Vous pouvez simplement lui proposer, avec douceur, de dessiner ce qu’elle ou il ressent ou ce qui occupe ses pensées, puis l’inviter à vous expliquer son dessin à son propre rythme. Il ne s’agit pas d’interpréter ce que vous voyez ou de chercher des significations cachées, mais plutôt de lui offrir un point d’appui pour raconter son vécu. Des phrases comme « Peux-tu me parler de ton dessin? » ou « Qu’est-ce qui se passe ici? » permettent à l’enfant de guider lui-même le récit, avec ses mots.
Le dessin peut aussi créer une distance rassurante entre l’enfant et ce qu’elle ou il vit. Parler d’un personnage, d’une couleur ou d’une scène dessinée peut sembler moins intimidant que de parler directement de soi. Cette approche respecte son rythme, réduit la pression et contribue à créer un climat sécurisant où la parole peut circuler plus librement.

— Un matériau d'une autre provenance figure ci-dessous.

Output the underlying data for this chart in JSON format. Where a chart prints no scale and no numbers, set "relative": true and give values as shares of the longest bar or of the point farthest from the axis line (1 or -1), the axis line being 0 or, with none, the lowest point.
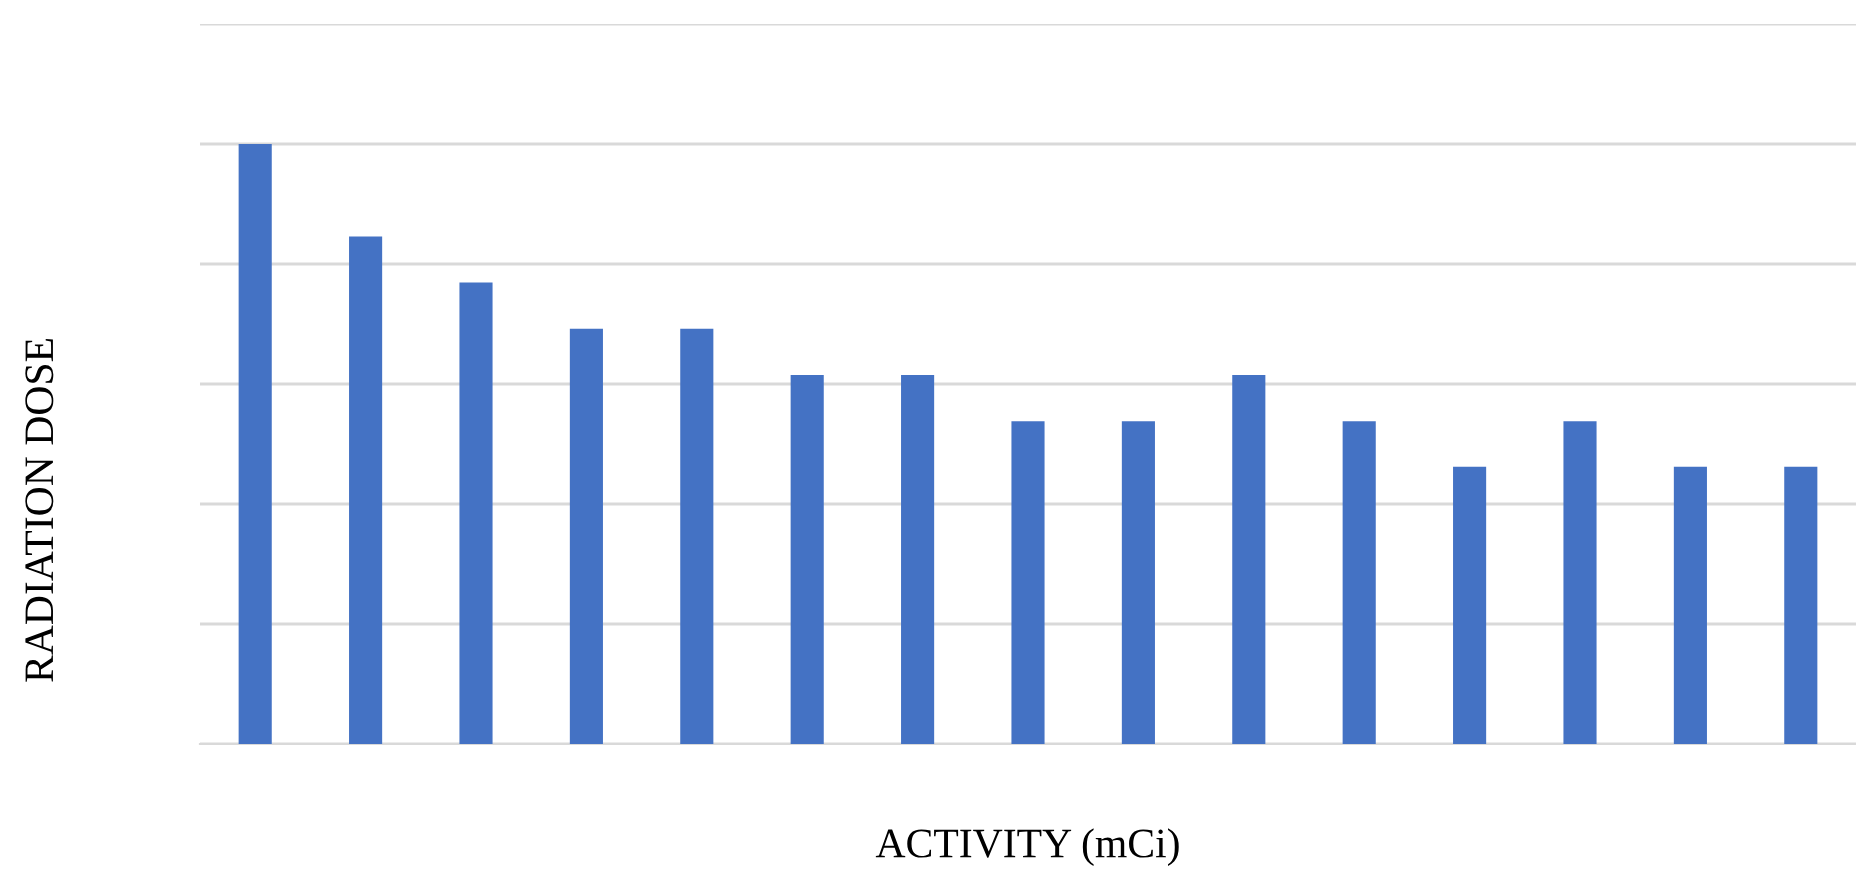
{
  "chart_data": {
    "type": "bar",
    "xlabel": "ACTIVITY (mCi)",
    "ylabel": "RADIATION DOSE",
    "categories": [
      null,
      null,
      null,
      null,
      null,
      null,
      null,
      null,
      null,
      null,
      null,
      null,
      null,
      null,
      null
    ],
    "values": [
      1,
      0.846,
      0.769,
      0.692,
      0.692,
      0.615,
      0.615,
      0.538,
      0.538,
      0.615,
      0.538,
      0.462,
      0.538,
      0.462,
      0.462
    ],
    "color": "#4472c4",
    "relative": true,
    "grid": "y"
  }
}
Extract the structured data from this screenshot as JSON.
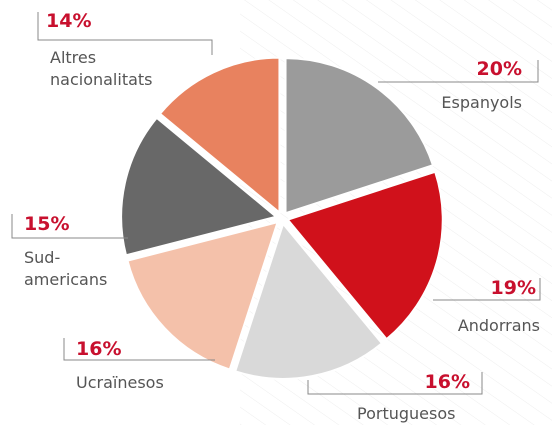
{
  "chart_data": {
    "type": "pie",
    "categories": [
      "Espanyols",
      "Andorrans",
      "Portuguesos",
      "Ucraïnesos",
      "Sud-americans",
      "Altres nacionalitats"
    ],
    "values": [
      20,
      19,
      16,
      16,
      15,
      14
    ],
    "value_labels": [
      "20%",
      "19%",
      "16%",
      "16%",
      "15%",
      "14%"
    ],
    "colors": [
      "#9b9b9b",
      "#d0111b",
      "#d9d9d9",
      "#f4c1aa",
      "#686868",
      "#e8825f"
    ]
  }
}
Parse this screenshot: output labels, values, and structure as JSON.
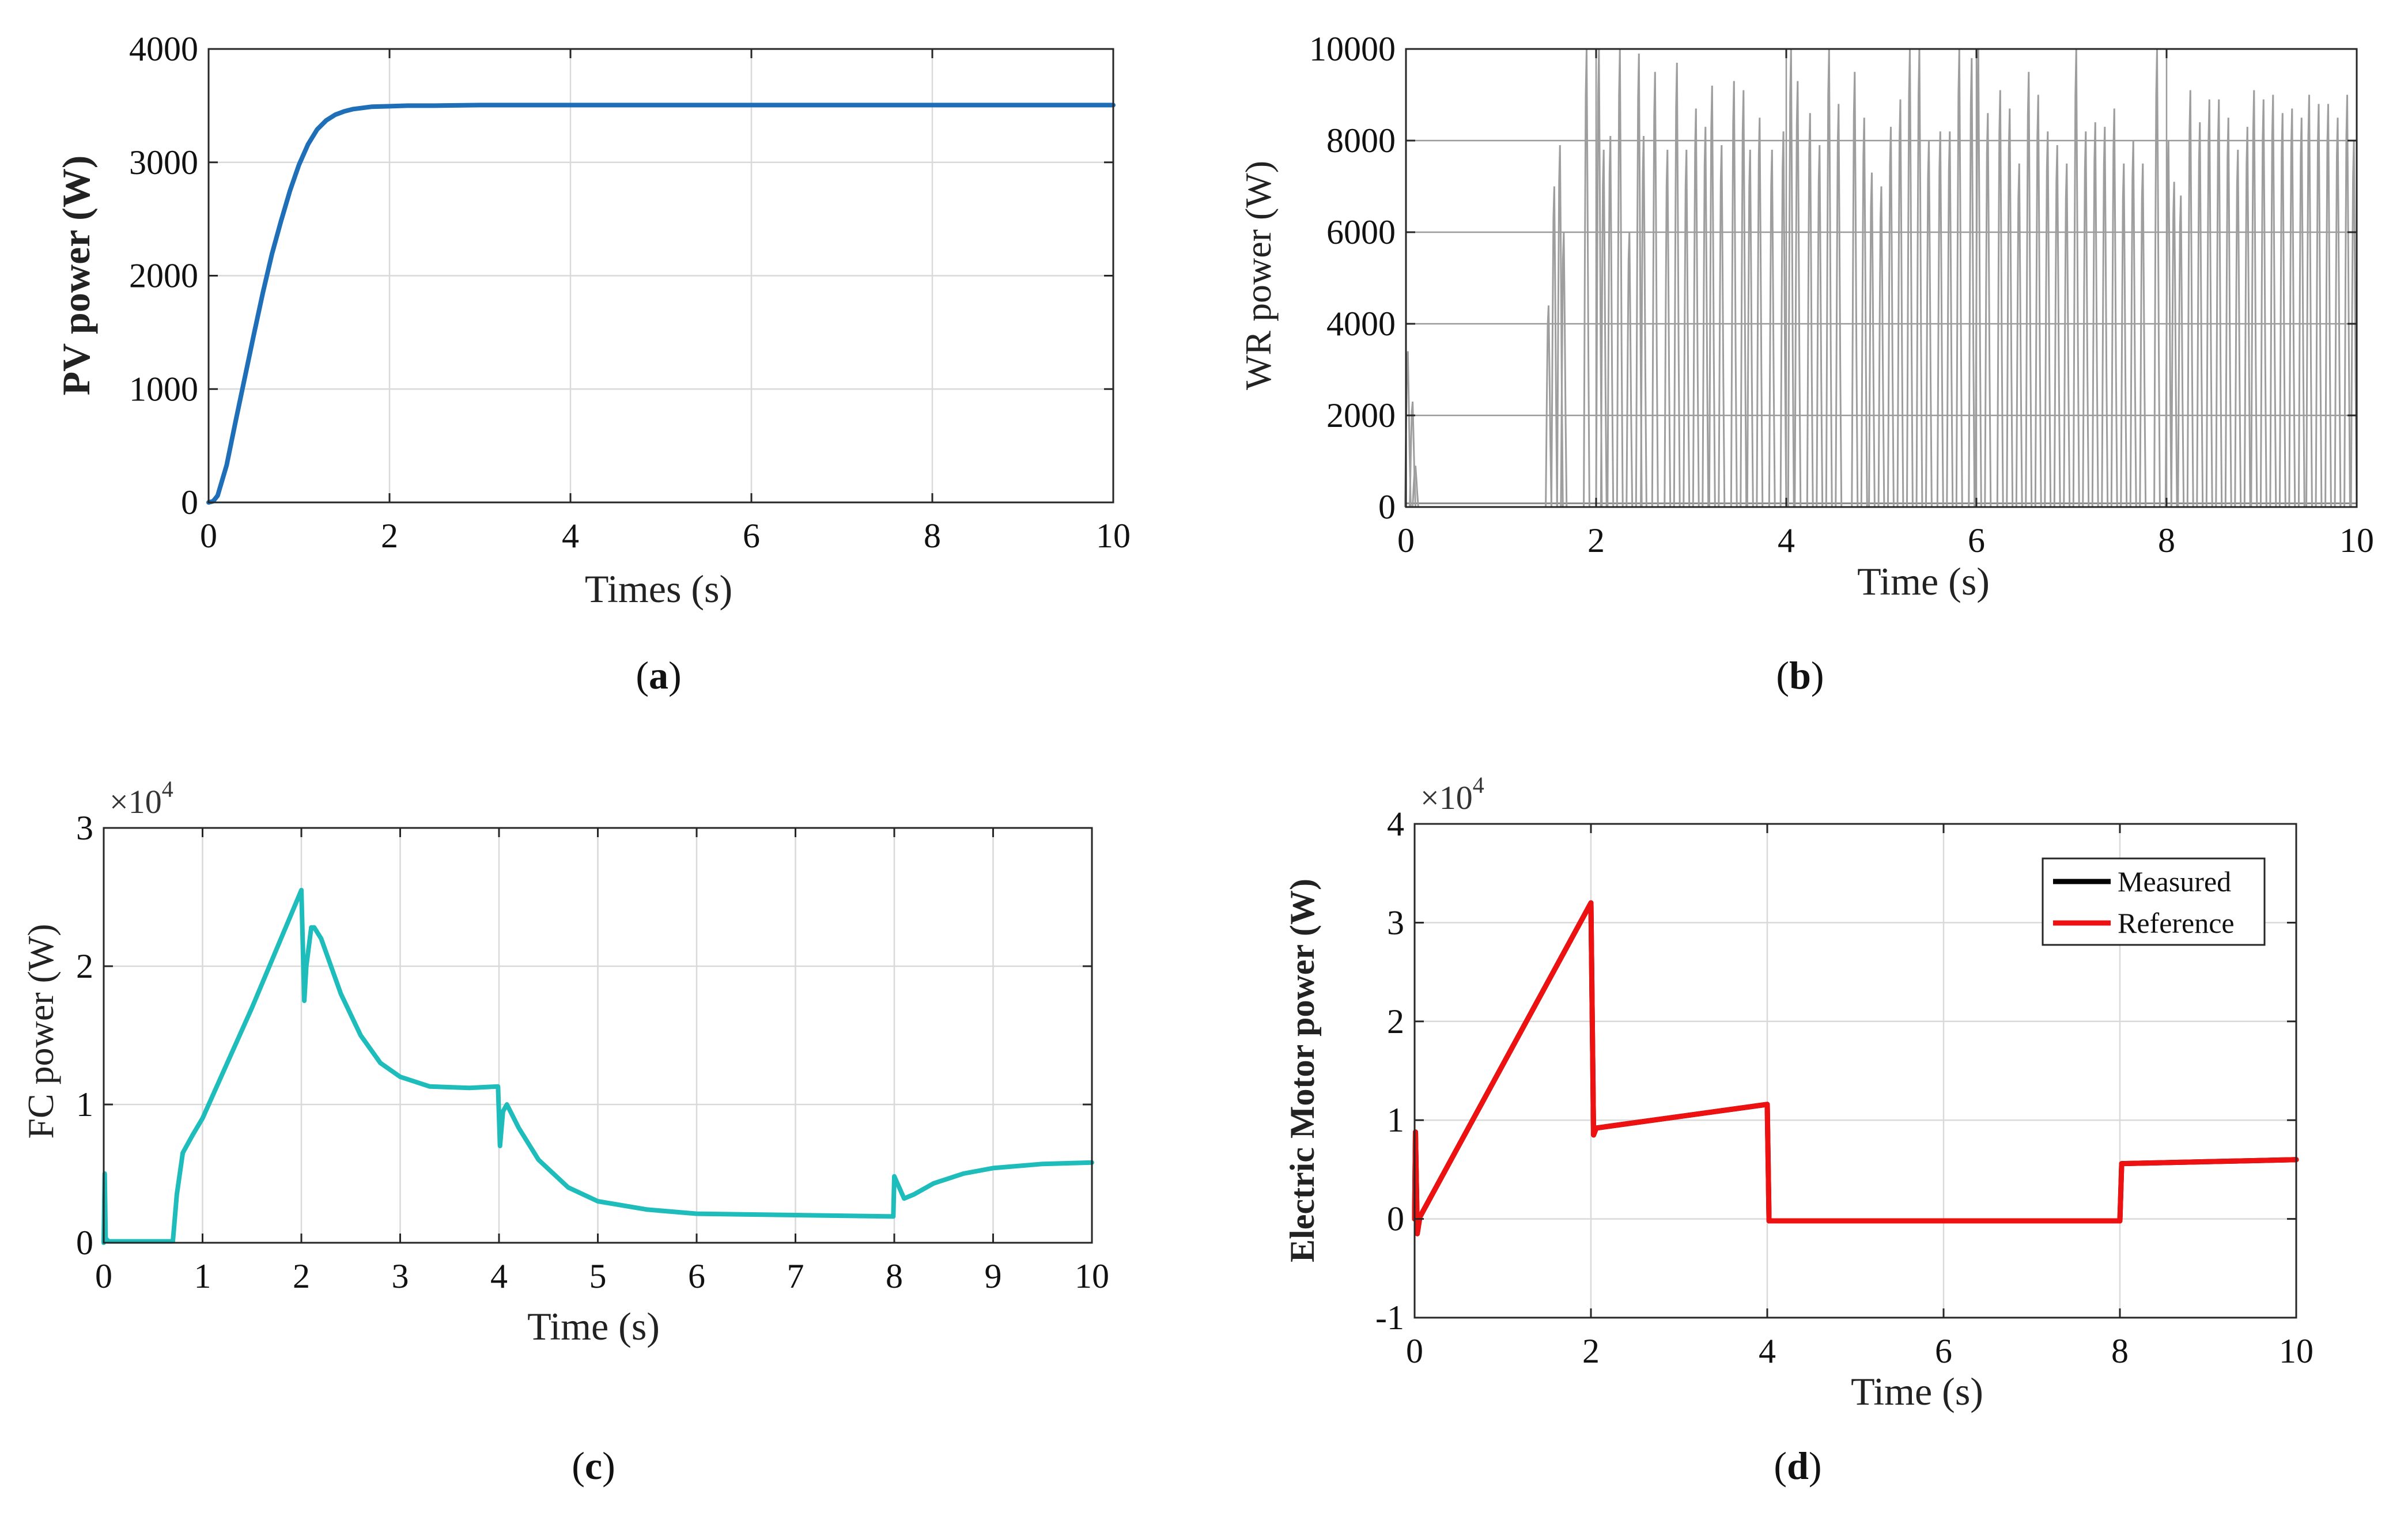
{
  "chart_data": [
    {
      "type": "line",
      "caption_letter": "a",
      "xlabel": "Times (s)",
      "ylabel": "PV power (W)",
      "xlim": [
        0,
        10
      ],
      "ylim": [
        0,
        4000
      ],
      "xticks": [
        0,
        2,
        4,
        6,
        8,
        10
      ],
      "yticks": [
        0,
        1000,
        2000,
        3000,
        4000
      ],
      "exponent": "",
      "grid": true,
      "series": [
        {
          "name": "PV power",
          "color": "#1f6fb8",
          "x": [
            0,
            0.05,
            0.1,
            0.2,
            0.3,
            0.4,
            0.5,
            0.6,
            0.7,
            0.8,
            0.9,
            1.0,
            1.1,
            1.2,
            1.3,
            1.4,
            1.5,
            1.6,
            1.7,
            1.8,
            2.0,
            2.2,
            2.5,
            3.0,
            4.0,
            6.0,
            8.0,
            10.0
          ],
          "y": [
            0,
            10,
            60,
            330,
            720,
            1100,
            1480,
            1850,
            2190,
            2480,
            2750,
            2980,
            3160,
            3290,
            3370,
            3420,
            3450,
            3470,
            3480,
            3490,
            3495,
            3500,
            3500,
            3505,
            3505,
            3505,
            3505,
            3505
          ]
        }
      ]
    },
    {
      "type": "line",
      "caption_letter": "b",
      "xlabel": "Time (s)",
      "ylabel": "WR power (W)",
      "xlim": [
        0,
        10
      ],
      "ylim": [
        0,
        10000
      ],
      "xticks": [
        0,
        2,
        4,
        6,
        8,
        10
      ],
      "yticks": [
        0,
        2000,
        4000,
        6000,
        8000,
        10000
      ],
      "exponent": "",
      "grid": true,
      "spike_times": [
        0.02,
        0.07,
        0.1,
        1.5,
        1.56,
        1.62,
        1.66,
        1.9,
        2.03,
        2.08,
        2.15,
        2.25,
        2.35,
        2.45,
        2.5,
        2.62,
        2.75,
        2.85,
        2.95,
        3.05,
        3.15,
        3.22,
        3.32,
        3.45,
        3.55,
        3.62,
        3.72,
        3.85,
        3.97,
        4.05,
        4.12,
        4.25,
        4.35,
        4.45,
        4.55,
        4.72,
        4.82,
        4.9,
        5.0,
        5.1,
        5.2,
        5.3,
        5.4,
        5.5,
        5.62,
        5.72,
        5.82,
        5.95,
        6.02,
        6.12,
        6.25,
        6.35,
        6.45,
        6.55,
        6.65,
        6.75,
        6.85,
        6.95,
        7.05,
        7.15,
        7.25,
        7.35,
        7.45,
        7.55,
        7.65,
        7.75,
        7.9,
        8.02,
        8.08,
        8.15,
        8.25,
        8.35,
        8.45,
        8.55,
        8.65,
        8.75,
        8.85,
        8.92,
        9.02,
        9.12,
        9.22,
        9.32,
        9.42,
        9.5,
        9.6,
        9.7,
        9.8,
        9.9,
        9.97
      ],
      "spike_heights": [
        3400,
        2300,
        900,
        4400,
        7000,
        7900,
        6000,
        10000,
        10000,
        7800,
        8100,
        10000,
        6000,
        9900,
        8100,
        9500,
        7800,
        9700,
        7800,
        8700,
        8300,
        9200,
        7900,
        9300,
        9100,
        7800,
        8500,
        7800,
        8200,
        10000,
        9300,
        8600,
        7900,
        10000,
        8800,
        9500,
        8500,
        7300,
        7000,
        8300,
        8900,
        10000,
        10000,
        8000,
        8200,
        8200,
        10000,
        9800,
        10000,
        8600,
        9100,
        8700,
        7500,
        9500,
        9000,
        8200,
        7900,
        7500,
        10000,
        8200,
        8400,
        8300,
        8700,
        7500,
        8000,
        7500,
        10000,
        8000,
        7100,
        6800,
        9100,
        8400,
        8900,
        8900,
        8500,
        7800,
        8300,
        9100,
        8900,
        9000,
        8600,
        8700,
        8500,
        9000,
        8800,
        8800,
        8500,
        9000,
        8000
      ]
    },
    {
      "type": "line",
      "caption_letter": "c",
      "xlabel": "Time (s)",
      "ylabel": "FC power (W)",
      "xlim": [
        0,
        10
      ],
      "ylim": [
        0,
        30000
      ],
      "xticks": [
        0,
        1,
        2,
        3,
        4,
        5,
        6,
        7,
        8,
        9,
        10
      ],
      "yticks": [
        0,
        10000,
        20000,
        30000
      ],
      "ytick_labels": [
        "0",
        "1",
        "2",
        "3"
      ],
      "exponent_base": "×10",
      "exponent_power": "4",
      "grid": true,
      "series": [
        {
          "name": "FC power",
          "color": "#1fbcbc",
          "x": [
            0,
            0.01,
            0.02,
            0.05,
            0.7,
            0.74,
            0.8,
            0.9,
            1.0,
            1.5,
            2.0,
            2.03,
            2.05,
            2.1,
            2.13,
            2.2,
            2.4,
            2.6,
            2.8,
            3.0,
            3.3,
            3.7,
            3.99,
            4.01,
            4.04,
            4.08,
            4.2,
            4.4,
            4.7,
            5.0,
            5.5,
            6.0,
            7.0,
            7.99,
            8.0,
            8.1,
            8.2,
            8.4,
            8.7,
            9.0,
            9.5,
            10.0
          ],
          "y": [
            0,
            5000,
            300,
            100,
            100,
            3500,
            6500,
            7800,
            9000,
            17000,
            25500,
            17500,
            20000,
            22800,
            22800,
            22000,
            18000,
            15000,
            13000,
            12000,
            11300,
            11200,
            11300,
            7000,
            9500,
            10000,
            8300,
            6000,
            4000,
            3000,
            2400,
            2100,
            2000,
            1900,
            4800,
            3200,
            3500,
            4300,
            5000,
            5400,
            5700,
            5800
          ]
        }
      ]
    },
    {
      "type": "line",
      "caption_letter": "d",
      "xlabel": "Time (s)",
      "ylabel": "Electric Motor power (W)",
      "xlim": [
        0,
        10
      ],
      "ylim": [
        -10000,
        40000
      ],
      "xticks": [
        0,
        2,
        4,
        6,
        8,
        10
      ],
      "yticks": [
        -10000,
        0,
        10000,
        20000,
        30000,
        40000
      ],
      "ytick_labels": [
        "-1",
        "0",
        "1",
        "2",
        "3",
        "4"
      ],
      "exponent_base": "×10",
      "exponent_power": "4",
      "grid": true,
      "legend": [
        "Measured",
        "Reference"
      ],
      "legend_position": "top-right",
      "series": [
        {
          "name": "Measured",
          "color": "#000000",
          "x": [
            0,
            0.01,
            0.03,
            0.06,
            2.0,
            2.03,
            2.06,
            4.0,
            4.02,
            8.0,
            8.02,
            10.0
          ],
          "y": [
            0,
            8800,
            -1500,
            200,
            32000,
            8500,
            9200,
            11600,
            -200,
            -200,
            5600,
            6000
          ]
        },
        {
          "name": "Reference",
          "color": "#ee1111",
          "x": [
            0,
            0.01,
            0.03,
            0.06,
            2.0,
            2.03,
            2.06,
            4.0,
            4.02,
            8.0,
            8.02,
            10.0
          ],
          "y": [
            0,
            8800,
            -1500,
            200,
            32000,
            8500,
            9200,
            11600,
            -200,
            -200,
            5600,
            6000
          ]
        }
      ]
    }
  ]
}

Bien sûr, le dessin n’est qu’un outil parmi d’autres. Certains enfants préféreront jouer, raconter une histoire, utiliser des figurines ou simplement parler. L’important est de rester à l’écoute, de suivre le mode d’expression que l’enfant choisit. Lui offrir différentes possibilités lui permet de se sentir respecté et soutenu, et augmente les chances qu’elle ou il trouve, à sa façon, un chemin vers la confidence.
Explorez notre Zone Parents sur notre site web. Vous y trouverez des outils pour vous et votre enfant afin de favoriser l’échange et la confidence.
Conclusion
Finalement, avant de conclure l’échange, invitez l’enfant à revenir vous voir pour vous dire comment les choses évoluent. Savoir que vous serez présent, disponible et prêt à continuer de l’accompagner est souvent un élément clé pour qu’elle ou il se sente capable de traverser cette situation. Pour un enfant, sentir qu’un adulte croit en lui et qu’elle ou il peut compter sur son soutien peut véritablement transformer son vécu… et parfois même changer le cours des choses.